Thanks for the detailed research, Paul,
INTERVAL by the (SQL-99 ?) standard should be either a SECOND-DAY interval or
a MONTH-YEAR interval. This is a result of the inconsistent “number of days in
a month”.
DATE expressed in days, starting at 4713-BC sound like the standard as well (at
least same as Postgres). (should be implemented as 4 byte)
TIME is only within a 24 hour period, so why should it care about 2001 ?
Probably the documentation should be fixed. (should be implemented as 4 byte)
TIMESTAMP should be an 8 byte type (maybe starting at 4713-BC as well, to match
DATE (and Postgres :-)).
Thanks,
— Boaz
On Mar 13, 2017, at 3:46 PM, Paul Rogers
<[email protected]<mailto:[email protected]>> wrote:
Thanks Parth!
The date and time definitions are the “classic” ones, but conflict with the
Drill documentation:
http://drill.apache.org/docs/supported-data-types/
DATE Years, months, and days in YYYY-MM-DD format since 4713 BC
TIME 24-hour based time before or after January 1, 2001 in hours, minutes,
seconds format: HH:mm:ss
Which is correct?
If the documentation is wrong, we can file a JIRA to correct it. (It may not
even be wrong, since one can convert from one to the other easily, it may just
be misleading…)
Also note that, according to C++, DATE and TIME and TIMESTAMP are exactly the
same, but the TIME as as 32-bit number, could only hold about 2 years due to
limited range.
Also, according to SQL, DATE has no time zone, it is just a date. That is,
2016-03-13 is the same date in PST or GMT. If DATE were seconds since the UTC
epoch, dates would be different in different time zones. So, I assume we use
the Unix epoch, but without an implied UTC time zone as is usual for Linux and
Windows timestamps?
How does a TIMESTAMP differ from a DATE? Perhaps a TIMESTAMP is based on the
epoch UTC while DATE has no implied time zone?

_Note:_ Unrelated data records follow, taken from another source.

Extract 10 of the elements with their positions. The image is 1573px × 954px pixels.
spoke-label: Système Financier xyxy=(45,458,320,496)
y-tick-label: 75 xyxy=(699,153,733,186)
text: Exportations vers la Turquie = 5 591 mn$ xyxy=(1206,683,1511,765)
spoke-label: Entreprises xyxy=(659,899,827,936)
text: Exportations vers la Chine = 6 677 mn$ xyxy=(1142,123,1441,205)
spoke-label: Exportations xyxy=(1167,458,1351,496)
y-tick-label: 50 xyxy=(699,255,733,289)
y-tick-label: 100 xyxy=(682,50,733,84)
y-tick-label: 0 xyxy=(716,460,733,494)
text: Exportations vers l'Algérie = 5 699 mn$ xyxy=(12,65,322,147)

Again, the documentation differs:
INTERVAL (Internally, INTERVAL is represented as INTERVALDAY or INTERVALYEAR.)
A day-time or year-month interval
TIMESTAMP JDBC timestamp in year, month, date hour, minute, second, and
optional milliseconds format: yyyy-MM-dd HH:mm:ss.SSS
So, sounds like we have an INTERVALDAY and INTERVAL year, but do we or do we
not have an INTERVAL?
If anyone knows, please let me know, else I need to do some poking around...
Thanks,
- Paul
On Mar 13, 2017, at 2:44 PM, Parth Chandra
<[email protected]<mailto:[email protected]>> wrote:
Paul asked this and I'm posting here so someone who knows better can
correct me if I'm wrong ( This is from my notes when I was young)
DATE : Int64 : Milliseconds from Unix Epoch : 1/1/1970 00:00:00
TIME : Int32 : Milliseconds from midnight on 1/1/1970
TimeStampTZ : Int64 + Int32 : (Milliseconds from epoch + Index into list of
TimeZones)
TimeStamp : Int64 : Milliseconds from epoch
Interval : Int32 + Int32 + Int32 : Month + Days + Milliseconds
Interval Day : Int32 + Int32 : Days + Milliseconds
Interval Year : Int32 : Month
A slightly readable version of these can be found in the C++ client :).
$drill_src/contrib/native/client/src/include/drill/recordbatch.hpp which
has a bunch of 'Holder' structs for the date-time types.